Each operation immediately reaches the root.

The expensive work never needs to be repeated.

Iterative Version

Some implementations avoid recursion.

Find Root

root = x

while parent[root] != root:
    root = parent[root]

Compress Path

while x != root:

    next = parent[x]
    parent[x] = root
    x = next

The result is identical.

Both recursive and iterative implementations are widely used.

Correctness Argument

Path compression preserves:

Component Membership

Every node continues to point to the same root.

Connectivity Information

Roots remain unchanged.

Set Partition

No component merges or splits occur.

Only internal parent pointers change.

Therefore all connectivity queries remain correct.

Common Mistakes

Compressing to Non-Roots

Wrong:

parent[x] = parent[parent[x]]

without reaching the root.

Correct compression always uses the true root.

Forgetting Assignment

Wrong:

find(parent[x])

Correct:

parent[x] = find(parent[x])

The assignment performs the compression.

Mixing Roots

Only vertices from the same component may be compressed together.

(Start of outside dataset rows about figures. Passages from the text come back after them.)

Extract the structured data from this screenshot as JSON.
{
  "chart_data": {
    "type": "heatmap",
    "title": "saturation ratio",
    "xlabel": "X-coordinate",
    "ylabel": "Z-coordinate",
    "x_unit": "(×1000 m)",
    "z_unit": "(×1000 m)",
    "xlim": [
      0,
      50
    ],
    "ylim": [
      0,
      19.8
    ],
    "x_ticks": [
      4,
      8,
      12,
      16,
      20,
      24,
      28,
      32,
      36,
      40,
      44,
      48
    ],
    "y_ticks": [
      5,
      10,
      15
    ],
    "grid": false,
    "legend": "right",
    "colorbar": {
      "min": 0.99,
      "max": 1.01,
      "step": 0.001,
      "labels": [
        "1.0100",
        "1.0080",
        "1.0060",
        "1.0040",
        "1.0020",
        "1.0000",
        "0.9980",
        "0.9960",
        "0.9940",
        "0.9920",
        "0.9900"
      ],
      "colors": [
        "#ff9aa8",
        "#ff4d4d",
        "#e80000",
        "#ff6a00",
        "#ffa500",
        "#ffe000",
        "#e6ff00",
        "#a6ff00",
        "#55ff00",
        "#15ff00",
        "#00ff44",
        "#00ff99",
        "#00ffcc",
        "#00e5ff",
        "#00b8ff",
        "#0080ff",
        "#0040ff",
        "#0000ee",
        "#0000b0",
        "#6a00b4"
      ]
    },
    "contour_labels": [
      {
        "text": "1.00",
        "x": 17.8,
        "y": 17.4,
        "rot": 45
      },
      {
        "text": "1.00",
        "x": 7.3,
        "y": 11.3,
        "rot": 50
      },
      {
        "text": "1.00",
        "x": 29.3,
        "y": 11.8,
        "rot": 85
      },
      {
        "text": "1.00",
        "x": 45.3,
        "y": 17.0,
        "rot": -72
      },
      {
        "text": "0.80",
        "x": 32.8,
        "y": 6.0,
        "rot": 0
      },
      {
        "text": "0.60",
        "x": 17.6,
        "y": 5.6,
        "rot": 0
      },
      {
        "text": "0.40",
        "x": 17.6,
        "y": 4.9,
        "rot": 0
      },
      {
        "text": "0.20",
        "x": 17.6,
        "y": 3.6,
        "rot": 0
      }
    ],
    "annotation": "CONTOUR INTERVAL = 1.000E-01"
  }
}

Compressing to a different component breaks correctness.

Assuming One Operation Flattens Everything

Only visited paths are compressed.

Unvisited parts of the tree remain unchanged.

Performance Impact

Path compression alone reduces practical running times dramatically.

For many real-world workloads:

find()

appears almost constant time.

Combined with union by rank, the result becomes one of the fastest known general-purpose data structures.

Applications Beyond MST

Path compression benefits every DSU application:

  • Connected components
  • Dynamic connectivity
  • Clustering
  • Image segmentation
  • Network analysis
  • Percolation models
  • Offline graph queries

Anywhere union-find appears, path compression should usually be enabled.

Complexity

Path compression alone provides very strong amortized performance.

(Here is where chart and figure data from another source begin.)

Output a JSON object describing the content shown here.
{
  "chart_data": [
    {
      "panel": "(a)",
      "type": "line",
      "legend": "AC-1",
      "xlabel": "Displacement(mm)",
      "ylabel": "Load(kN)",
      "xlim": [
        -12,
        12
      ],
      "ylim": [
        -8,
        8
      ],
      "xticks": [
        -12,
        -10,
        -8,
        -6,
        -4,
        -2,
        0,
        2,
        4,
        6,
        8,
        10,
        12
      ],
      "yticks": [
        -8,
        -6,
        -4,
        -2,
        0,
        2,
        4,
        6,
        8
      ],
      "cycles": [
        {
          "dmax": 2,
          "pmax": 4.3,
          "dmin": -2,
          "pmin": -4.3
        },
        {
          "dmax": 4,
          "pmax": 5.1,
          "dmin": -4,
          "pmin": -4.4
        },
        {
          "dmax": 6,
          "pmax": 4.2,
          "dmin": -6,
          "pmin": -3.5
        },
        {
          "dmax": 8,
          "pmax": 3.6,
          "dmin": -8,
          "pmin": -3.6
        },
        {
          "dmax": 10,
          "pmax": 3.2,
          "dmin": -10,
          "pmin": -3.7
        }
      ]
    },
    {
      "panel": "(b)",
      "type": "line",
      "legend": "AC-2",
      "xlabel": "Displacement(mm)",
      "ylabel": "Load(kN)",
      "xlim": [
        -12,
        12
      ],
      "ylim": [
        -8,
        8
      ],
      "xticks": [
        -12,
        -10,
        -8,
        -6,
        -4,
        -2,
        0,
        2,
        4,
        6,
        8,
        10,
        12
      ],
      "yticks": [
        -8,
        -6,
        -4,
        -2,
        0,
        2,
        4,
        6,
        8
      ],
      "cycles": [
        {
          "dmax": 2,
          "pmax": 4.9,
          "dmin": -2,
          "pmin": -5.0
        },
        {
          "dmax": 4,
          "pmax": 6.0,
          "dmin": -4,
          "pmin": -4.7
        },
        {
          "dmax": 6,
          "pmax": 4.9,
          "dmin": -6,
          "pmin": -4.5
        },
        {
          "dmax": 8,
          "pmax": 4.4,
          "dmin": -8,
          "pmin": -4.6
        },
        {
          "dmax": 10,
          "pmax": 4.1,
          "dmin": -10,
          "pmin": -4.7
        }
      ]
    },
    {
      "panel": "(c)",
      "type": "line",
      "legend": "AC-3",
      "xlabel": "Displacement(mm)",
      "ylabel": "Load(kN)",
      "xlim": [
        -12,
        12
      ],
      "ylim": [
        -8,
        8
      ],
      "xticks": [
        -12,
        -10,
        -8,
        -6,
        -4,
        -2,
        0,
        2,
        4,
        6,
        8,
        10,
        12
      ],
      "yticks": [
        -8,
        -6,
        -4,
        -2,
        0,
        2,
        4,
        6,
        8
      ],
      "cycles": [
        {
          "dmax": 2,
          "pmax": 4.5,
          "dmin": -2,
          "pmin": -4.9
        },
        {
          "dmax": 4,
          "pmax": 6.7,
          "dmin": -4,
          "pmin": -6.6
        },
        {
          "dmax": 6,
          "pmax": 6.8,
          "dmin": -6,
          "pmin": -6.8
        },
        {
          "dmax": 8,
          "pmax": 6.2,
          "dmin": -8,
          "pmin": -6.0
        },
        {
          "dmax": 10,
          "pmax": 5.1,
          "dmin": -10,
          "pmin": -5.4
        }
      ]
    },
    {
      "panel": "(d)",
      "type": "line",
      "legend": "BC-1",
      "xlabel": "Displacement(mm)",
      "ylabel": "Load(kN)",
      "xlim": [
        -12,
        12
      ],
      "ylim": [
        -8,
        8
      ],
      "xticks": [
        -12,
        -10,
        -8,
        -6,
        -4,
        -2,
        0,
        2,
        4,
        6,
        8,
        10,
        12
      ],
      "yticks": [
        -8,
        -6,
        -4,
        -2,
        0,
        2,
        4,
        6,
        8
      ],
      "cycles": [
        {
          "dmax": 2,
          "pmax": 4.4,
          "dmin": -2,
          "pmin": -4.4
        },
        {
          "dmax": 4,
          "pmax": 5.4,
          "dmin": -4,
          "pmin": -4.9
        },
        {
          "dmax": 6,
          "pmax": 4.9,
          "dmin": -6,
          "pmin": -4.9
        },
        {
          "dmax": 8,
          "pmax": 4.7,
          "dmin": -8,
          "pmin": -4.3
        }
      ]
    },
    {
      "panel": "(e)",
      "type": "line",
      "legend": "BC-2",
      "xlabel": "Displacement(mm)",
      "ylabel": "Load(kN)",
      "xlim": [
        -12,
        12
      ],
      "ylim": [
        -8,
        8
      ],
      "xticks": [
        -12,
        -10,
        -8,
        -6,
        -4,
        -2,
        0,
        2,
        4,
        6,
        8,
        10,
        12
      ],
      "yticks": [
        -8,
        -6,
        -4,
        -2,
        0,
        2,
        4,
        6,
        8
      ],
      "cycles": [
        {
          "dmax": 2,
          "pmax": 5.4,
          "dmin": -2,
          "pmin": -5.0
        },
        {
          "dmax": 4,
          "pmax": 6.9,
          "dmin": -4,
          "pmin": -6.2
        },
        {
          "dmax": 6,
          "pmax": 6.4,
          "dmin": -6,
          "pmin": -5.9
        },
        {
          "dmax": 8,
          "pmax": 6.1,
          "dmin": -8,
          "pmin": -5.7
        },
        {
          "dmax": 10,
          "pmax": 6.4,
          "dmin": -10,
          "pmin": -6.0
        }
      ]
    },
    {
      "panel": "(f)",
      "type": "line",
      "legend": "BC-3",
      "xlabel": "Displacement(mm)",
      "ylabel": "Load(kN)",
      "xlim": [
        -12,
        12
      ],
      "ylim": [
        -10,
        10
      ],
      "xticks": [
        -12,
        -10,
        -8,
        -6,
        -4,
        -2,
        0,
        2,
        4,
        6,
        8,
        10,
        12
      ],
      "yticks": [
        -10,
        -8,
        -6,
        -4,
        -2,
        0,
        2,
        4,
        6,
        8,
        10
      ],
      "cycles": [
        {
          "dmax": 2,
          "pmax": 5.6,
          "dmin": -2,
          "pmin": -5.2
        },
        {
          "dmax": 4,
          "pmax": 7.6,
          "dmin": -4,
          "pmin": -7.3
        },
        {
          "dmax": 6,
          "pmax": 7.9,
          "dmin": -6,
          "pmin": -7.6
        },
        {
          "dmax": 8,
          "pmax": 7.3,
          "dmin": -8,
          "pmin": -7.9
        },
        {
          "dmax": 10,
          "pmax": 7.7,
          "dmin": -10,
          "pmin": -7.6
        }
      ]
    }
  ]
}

The exact theoretical bound becomes most interesting when combined with union by rank.

Together they achieve:

$$ O(\alpha(V)) $$

amortized time per operation, where (\alpha) is the inverse Ackermann function.

This function grows so slowly that:

α(V) < 5

for any graph that could exist in practice.

Recipe

When implementing union-find:

  1. Follow parent pointers until reaching a root.
  2. Record every visited vertex.
  3. Redirect those vertices directly to the root.
  4. Return the root.
  5. Allow future operations to benefit from the flattened structure.

Path compression transforms union-find from a simple connectivity structure into an extremely efficient one. The next section introduces union by rank, the second major optimization that prevents deep trees from forming in the first place. Together, these two techniques produce the near-constant-time DSU used in modern graph algorithms.